Finance (No. 2) Act 2013

Amendment of section 480A of Principal Act (relief on retirement for certain income of certain sportspersons)

15. (1) Section 480A of the Principal Act is amended—

(a) by substituting the following for subsections (1) to (4):

“(1) In this section—

‘basis period’, in relation to a year of assessment, means the period on the profits or gains of which income tax for the year of assessment is to be finally computed under the Income Tax Acts;

‘EEA Agreement’ means the Agreement on the European Economic Area signed at Oporto on 2 May 1992, as adjusted by all subsequent amendments to that Agreement;

‘EEA state’ means a state, other than the State, which is a contracting party to the EEA Agreement;

‘EFTA state’ means a state, other than an EEA state, which is a member of the European Free Trade Association;

‘relevant individual’ means an individual who—

(a) engaged in a specified occupation or carried on a specified profession,

(b) complied with the Income Tax Acts, and

(c) is resident in the State, an EEA state or an EFTA state in the retirement year;

‘relevant period’ means the retirement year and the 14 years of assessment immediately preceding the retirement year;

‘relevant years’ means the years of assessment as specified by the relevant individual, not exceeding 10 years of assessment, in the relevant period;

‘retirement year’ means the year of assessment in respect of which the relevant individual proves to the satisfaction of the Revenue Commissioners that he or she has, in that year of assessment, ceased permanently to be engaged in a specified occupation or to carry on a specified profession;

‘specified occupation’ and ‘specified profession’ mean an occupation or profession, as the case may be, specified in Schedule 23A.
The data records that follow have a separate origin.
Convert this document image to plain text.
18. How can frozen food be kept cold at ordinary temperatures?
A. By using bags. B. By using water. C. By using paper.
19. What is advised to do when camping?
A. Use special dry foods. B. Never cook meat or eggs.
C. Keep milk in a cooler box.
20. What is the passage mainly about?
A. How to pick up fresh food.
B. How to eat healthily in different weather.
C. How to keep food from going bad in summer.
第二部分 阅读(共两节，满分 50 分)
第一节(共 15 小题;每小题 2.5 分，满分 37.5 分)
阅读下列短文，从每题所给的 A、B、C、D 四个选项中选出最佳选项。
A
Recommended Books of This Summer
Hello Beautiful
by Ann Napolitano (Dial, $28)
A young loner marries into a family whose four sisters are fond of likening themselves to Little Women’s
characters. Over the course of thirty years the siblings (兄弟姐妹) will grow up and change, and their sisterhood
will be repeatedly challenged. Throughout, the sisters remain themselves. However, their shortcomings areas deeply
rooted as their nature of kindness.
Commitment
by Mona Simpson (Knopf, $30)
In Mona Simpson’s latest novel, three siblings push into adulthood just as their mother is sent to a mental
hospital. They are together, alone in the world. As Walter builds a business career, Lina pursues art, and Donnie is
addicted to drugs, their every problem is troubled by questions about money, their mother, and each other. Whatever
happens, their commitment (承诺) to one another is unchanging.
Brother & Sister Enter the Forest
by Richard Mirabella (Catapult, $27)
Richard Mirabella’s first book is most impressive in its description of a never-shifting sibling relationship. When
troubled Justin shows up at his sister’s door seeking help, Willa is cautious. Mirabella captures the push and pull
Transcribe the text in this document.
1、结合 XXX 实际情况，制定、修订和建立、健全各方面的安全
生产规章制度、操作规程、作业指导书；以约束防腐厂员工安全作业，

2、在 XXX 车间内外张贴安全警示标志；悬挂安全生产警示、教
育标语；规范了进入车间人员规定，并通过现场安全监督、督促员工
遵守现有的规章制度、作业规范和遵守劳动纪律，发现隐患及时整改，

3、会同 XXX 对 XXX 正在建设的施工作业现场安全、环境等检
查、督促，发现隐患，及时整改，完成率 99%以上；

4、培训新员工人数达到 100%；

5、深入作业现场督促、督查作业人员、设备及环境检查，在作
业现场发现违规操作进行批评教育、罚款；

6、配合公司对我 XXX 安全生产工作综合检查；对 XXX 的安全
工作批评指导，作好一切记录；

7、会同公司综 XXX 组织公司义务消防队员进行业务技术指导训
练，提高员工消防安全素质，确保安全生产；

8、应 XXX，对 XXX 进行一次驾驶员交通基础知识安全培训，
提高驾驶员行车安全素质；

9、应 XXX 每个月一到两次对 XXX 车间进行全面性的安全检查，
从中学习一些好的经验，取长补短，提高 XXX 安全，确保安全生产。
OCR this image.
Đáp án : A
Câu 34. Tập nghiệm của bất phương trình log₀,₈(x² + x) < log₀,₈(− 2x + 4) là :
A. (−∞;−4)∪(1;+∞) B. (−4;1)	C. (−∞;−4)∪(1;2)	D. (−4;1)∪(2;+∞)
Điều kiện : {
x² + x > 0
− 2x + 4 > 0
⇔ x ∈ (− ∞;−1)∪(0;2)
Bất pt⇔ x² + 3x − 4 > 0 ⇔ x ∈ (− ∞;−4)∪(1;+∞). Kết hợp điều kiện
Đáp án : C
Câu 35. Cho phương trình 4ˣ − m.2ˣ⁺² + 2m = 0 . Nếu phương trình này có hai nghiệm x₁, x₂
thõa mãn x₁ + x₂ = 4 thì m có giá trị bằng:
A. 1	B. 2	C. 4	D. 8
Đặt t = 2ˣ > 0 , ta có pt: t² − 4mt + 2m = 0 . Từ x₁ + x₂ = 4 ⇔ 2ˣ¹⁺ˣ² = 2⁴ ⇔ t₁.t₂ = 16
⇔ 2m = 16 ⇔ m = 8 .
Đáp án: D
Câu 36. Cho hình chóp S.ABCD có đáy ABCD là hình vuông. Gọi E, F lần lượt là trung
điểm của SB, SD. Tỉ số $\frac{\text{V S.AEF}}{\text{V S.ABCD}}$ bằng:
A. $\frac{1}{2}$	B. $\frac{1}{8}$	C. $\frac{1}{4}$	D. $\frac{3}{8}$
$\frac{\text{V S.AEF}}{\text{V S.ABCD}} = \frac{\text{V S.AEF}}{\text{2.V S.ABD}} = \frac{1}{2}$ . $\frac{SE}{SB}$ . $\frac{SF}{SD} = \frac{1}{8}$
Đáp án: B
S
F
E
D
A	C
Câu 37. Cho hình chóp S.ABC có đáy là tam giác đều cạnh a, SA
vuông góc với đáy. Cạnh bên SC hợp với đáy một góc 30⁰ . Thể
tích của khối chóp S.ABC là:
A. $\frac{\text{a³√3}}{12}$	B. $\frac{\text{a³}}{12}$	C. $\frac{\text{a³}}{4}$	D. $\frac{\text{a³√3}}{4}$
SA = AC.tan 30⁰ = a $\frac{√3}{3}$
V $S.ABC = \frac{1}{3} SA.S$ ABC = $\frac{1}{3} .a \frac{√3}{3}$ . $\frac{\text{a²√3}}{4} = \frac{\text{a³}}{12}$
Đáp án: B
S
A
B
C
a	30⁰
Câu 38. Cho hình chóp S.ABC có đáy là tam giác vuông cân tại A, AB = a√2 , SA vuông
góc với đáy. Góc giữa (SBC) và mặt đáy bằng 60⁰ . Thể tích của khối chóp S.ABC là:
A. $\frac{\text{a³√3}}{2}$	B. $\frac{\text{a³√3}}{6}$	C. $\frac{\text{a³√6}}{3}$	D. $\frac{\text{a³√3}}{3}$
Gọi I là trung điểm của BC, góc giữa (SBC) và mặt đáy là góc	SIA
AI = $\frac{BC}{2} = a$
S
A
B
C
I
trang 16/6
(2) Notwithstanding any other provision of the Income Tax Acts other than section 960H, this section applies to a relevant individual who ceased permanently to be engaged in a specified occupation or to carry on a specified profession.

(3) Where this section applies, the relevant individual shall, on the making of a claim in that behalf, within 4 years from the end of the retirement year, be entitled to have deductions made from his or her total income for the relevant years.

(4) (a) Subsection (3) shall apply notwithstanding any limitation in section 865(4) on the time within which a claim for a repayment of tax is required to be made.

(b) Section 865(6) shall not prevent the Revenue Commissioners from repaying an amount of tax as a consequence of a timely claim for relief under this section where a valid claim for a repayment of tax (within the meaning of section 865(1)(b)) has been made.”,

and

(b) by substituting the following for subsection (7):

“(7) A claim under this section shall be made—

(a) where the relevant individual is required to submit a return of income in the retirement year, by including a claim in the return of income, or

(b) where the relevant individual is not required to submit a return of income in the retirement year, by submitting a claim to the Revenue Commissioners.”.

(2) Subsection (1) applies in respect of retirements on or after 1 January 2014 from occupations or professions, as the case may be, specified in Schedule 23A to the Principal Act.